A los más jóvenes quizás
no le
llegue la memoria, pero cuando llega esta fecha muchos de los presentes
recordarán su adolescencia y se asombrarán de cómo han cambiado los
tiempos: cuando
en grupos de amigos acompañábamos a las carrozas andando y antes de
llegar a la
pradera nos deteníamos en “Piedra Rodadera”. Allí chapa en mano
ascendíamos por
aquellas onduladas moles de granito, y una vez en la cima, sentados
sobre la
lata, nos dejábamos caer pendiente abajo; sin más protección que la que
pudieran tener nuestras posaderas y a merced de la suerte. Así una y
otra vez:
Subíamos y volvíamos a descender deslizándonos a una endiablada
velocidad hasta
que los pantalones, de más de uno, quedaban con agujeros.
Pero nada de eso nos importaba, ni siquiera los golpes o
una mala caída iban
a privarnos de disfrutar de aquel día. Tras la última curva nos
esperaba una
llanura salpicada de encinas, repleta de gente que alegremente iba y
venía de
un lado para otro: chiquillos que corrían entre las carrozas que
estaban aparcadas
en batería, puestos de bebidas, helados y chucherías, tómbolas en las
que
sonaba la música… Aquella explosión de felicidad la contemplaba el
santo patrón
elevado en andas, y seguro estoy, que de
haber cobrado vida habría disfrutado como nosotros. Mientras tanto a
ambos lados
del río las familias se reunían a manta tendida bajo los chaparros, los
jinetes
lucían orgullosos sus monturas y la gente bailaba, a pleno sol o a la
sombra de
las encinas. Todo se mezclaba: sonidos, olores, colores; la algarabía
con las
sevillanas rocieras y los trajes de gitana, y estos con el apetitoso
olor de
los asados. ¡El sol y un cielo azul primaveral eran testigos indolentes
de
aquel contagio de alegría!
Ahora, al cabo de los años recuerdo aquella inolvidable
sensación y aquellos
con quienes la compartía: ¡Pablo! ¡Andrés!

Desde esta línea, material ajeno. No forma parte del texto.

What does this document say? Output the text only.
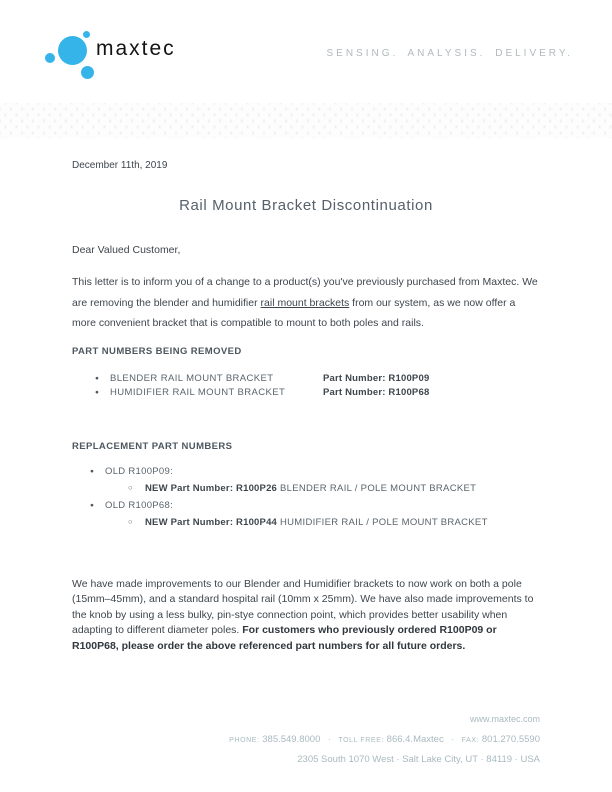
maxtec	SENSING. ANALYSIS. DELIVERY.

December 11th, 2019

Rail Mount Bracket Discontinuation

Dear Valued Customer,

This letter is to inform you of a change to a product(s) you've previously purchased from Maxtec. We are removing the blender and humidifier rail mount brackets from our system, as we now offer a more convenient bracket that is compatible to mount to both poles and rails.

PART NUMBERS BEING REMOVED
●	BLENDER RAIL MOUNT BRACKET	Part Number: R100P09
●	HUMIDIFIER RAIL MOUNT BRACKET	Part Number: R100P68
REPLACEMENT PART NUMBERS
●	OLD R100P09:
○	NEW Part Number: R100P26 BLENDER RAIL / POLE MOUNT BRACKET
●	OLD R100P68:
○	NEW Part Number: R100P44 HUMIDIFIER RAIL / POLE MOUNT BRACKET

We have made improvements to our Blender and Humidifier brackets to now work on both a pole (15mm–45mm), and a standard hospital rail (10mm x 25mm). We have also made improvements to the knob by using a less bulky, pin-stye connection point, which provides better usability when adapting to different diameter poles. For customers who previously ordered R100P09 or R100P68, please order the above referenced part numbers for all future orders.

www.maxtec.com
PHONE: 385.549.8000 · TOLL FREE: 866.4.Maxtec · FAX: 801.270.5590
2305 South 1070 West · Salt Lake City, UT · 84119 · USA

¡Juan Suarez! ¡Bernardo! ¡Joaquín! ¡Luciano! ¡Matías…! ¡Vicente!
¡Miguelín! ¡Juan
Manuel...! entre todos forjamos lo que creíamos una amistad
imperecedera, pero,
inevitablemente, la adolescencia se nos escapó; se fue a lomos de los
“dos
caballos” de aquel destartalado Citroën o la dejamos en el asiento
trasero de aquel
R5, con el que furtivamente nos escapábamos a Baños, a Carboneros, a
Bailén o La
Carolina.
Me sería imposible nombrar a todos los que fuisteis parte
de mi infancia,
adolescencia o juventud y ruego que me perdonen quienes se sientan
olvidados. Todos
aquellos y aquellas con quienes coincidí en edad, así como los que por
entonces
eran mayores o más jóvenes estáis ligados a mi existencia. Cada rincón
de este
pueblo es parte de mí del mismo modo que lo es mi rostro, mi pelo o mi
carácter.
Haber nacido en Guarromán es un privilegio que el destino ha querido
otorgarme
y me enorgullece, poder decir que lo que soy
no es más que el resultado de lo que fui.
Por último, para concluir quiero agradeceros vuestra
presencia, con la
cual me habéis honrado, y animaros a que disfrutéis de las fiestas.
¡VIVA EL PUEBLO QUE ME VIO
NACER Y LAS
CALLES QUE ME CRIARON!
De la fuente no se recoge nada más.